Gewiss, man findet große Mengen aktiver Substanzen, die sogenannten Phytoöstrogene, die von dem starken Sojagehalt dieser Nahrungsmittel herrühren. „Aber in Wirklichkeit gibt es zwei Arten von Kernrezeptoren, ERα und ERβ (für Estrogen Receptor alpha und beta)", erklärt Professor Gustafsson. „Nur der erste, also α, ist in der Lage, pathologische endokrine Aktivitäten auszulösen. β wird eher mit Schutzmechanismen in Verbindung gebracht. Und vor allem letzterer wird bei Nahrungsmitteln für Babys aktiviert. Aber das sind natürlich nur vorläufige Ergebnisse." Sie stünden allerdings im Einklang mit der geringen Prävalenz von Brust-, Darmund Prostatakrebs in Asien, wo der Soja- Konsum höher ist als in Westeuropa. Bei den Versuchen mit Brot ist es noch zu früh, um Schlussfolgerungen zu ziehen.

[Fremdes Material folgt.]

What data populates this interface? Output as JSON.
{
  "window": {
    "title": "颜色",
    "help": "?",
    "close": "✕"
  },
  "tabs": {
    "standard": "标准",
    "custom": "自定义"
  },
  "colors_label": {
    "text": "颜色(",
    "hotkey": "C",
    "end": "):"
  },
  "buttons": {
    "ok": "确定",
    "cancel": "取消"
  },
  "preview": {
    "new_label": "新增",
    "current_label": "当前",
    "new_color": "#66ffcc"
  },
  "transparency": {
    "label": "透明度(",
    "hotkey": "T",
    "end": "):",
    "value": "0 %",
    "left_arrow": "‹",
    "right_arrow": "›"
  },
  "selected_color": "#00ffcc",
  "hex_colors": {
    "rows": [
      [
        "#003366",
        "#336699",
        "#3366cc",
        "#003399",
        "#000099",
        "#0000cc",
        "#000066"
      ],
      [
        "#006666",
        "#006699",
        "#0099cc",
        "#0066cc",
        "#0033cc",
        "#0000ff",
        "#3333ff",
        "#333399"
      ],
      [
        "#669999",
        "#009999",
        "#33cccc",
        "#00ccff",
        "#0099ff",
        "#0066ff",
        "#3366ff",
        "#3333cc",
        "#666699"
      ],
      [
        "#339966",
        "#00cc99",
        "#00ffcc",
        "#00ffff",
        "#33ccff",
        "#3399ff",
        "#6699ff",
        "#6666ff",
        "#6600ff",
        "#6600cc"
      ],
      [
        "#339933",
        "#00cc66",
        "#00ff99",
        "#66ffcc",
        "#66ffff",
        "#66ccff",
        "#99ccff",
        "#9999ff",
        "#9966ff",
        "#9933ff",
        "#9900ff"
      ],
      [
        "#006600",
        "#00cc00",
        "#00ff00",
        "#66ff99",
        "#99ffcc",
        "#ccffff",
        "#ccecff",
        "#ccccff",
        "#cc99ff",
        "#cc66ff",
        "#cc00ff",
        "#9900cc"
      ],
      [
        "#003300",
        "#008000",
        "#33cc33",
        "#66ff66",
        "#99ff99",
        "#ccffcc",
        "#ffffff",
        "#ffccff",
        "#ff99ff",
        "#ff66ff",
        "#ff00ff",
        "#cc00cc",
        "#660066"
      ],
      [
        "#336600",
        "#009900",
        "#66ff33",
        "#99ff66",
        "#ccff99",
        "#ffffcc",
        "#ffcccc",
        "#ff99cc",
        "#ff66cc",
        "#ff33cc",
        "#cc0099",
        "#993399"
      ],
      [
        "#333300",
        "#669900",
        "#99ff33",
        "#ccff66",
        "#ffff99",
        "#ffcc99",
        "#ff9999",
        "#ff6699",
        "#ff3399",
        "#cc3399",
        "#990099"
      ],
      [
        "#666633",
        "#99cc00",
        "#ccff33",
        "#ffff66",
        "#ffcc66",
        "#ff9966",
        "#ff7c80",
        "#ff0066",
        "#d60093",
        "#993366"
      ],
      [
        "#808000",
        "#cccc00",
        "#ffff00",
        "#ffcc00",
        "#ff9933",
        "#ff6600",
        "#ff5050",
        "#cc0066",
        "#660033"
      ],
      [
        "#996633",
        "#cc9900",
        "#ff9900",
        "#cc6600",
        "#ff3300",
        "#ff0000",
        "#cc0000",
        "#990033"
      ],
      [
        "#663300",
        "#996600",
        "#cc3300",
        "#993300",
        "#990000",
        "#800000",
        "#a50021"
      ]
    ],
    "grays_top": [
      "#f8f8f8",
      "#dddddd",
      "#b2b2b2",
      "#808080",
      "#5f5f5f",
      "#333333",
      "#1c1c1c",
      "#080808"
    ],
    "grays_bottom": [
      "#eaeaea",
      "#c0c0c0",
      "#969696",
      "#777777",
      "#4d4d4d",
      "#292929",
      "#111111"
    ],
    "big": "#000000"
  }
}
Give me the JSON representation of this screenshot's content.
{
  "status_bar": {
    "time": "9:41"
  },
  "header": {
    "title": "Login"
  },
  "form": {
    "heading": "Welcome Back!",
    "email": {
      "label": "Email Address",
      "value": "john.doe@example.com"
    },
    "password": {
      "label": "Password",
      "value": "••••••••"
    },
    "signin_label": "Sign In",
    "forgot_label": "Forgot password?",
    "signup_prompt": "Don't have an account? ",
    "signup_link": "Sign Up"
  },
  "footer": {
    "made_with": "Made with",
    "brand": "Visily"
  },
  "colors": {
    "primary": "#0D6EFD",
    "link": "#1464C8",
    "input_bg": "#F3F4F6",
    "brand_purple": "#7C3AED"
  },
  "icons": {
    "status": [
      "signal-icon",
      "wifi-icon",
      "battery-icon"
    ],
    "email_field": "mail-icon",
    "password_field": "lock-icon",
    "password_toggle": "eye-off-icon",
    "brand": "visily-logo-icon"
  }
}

Von CASCADE entwickelte Tests für Industriebetriebe und Behörden werden die Palette der zur Verfügung stehenden Maßnahmen erweitern, die nach und nach eingerichtet werden, um die öffentliche Gesundheit vor der endokrinen Gefahr zu schützen. Allerdings wird es noch lange dauern, bis Wissenschaftler in der Lage sein werden, echte Risikoanalysen zu erstellen. Sowohl politische als auch industrielle Entscheidungsträger müssen also noch viele Jahren mit den Unsicherheiten in Bezug auf hormonelle Störungen umgehen - und das in einem Umfeld, in dem mit der REACH-Richtlinie (REACH steht für Registration, Evaluation, Authorisation and Restriction of Chemicals) die Beweislast für die Unbedenklichkeit von chemischen Substanzen zunehmend auf die Industrie verlagert wird. Und die sieht die Mehrkosten, die durch die erforderlichen Vorsichtsmaßnahmen auf sie zukommen, mit sehr gemischten Gefühlen.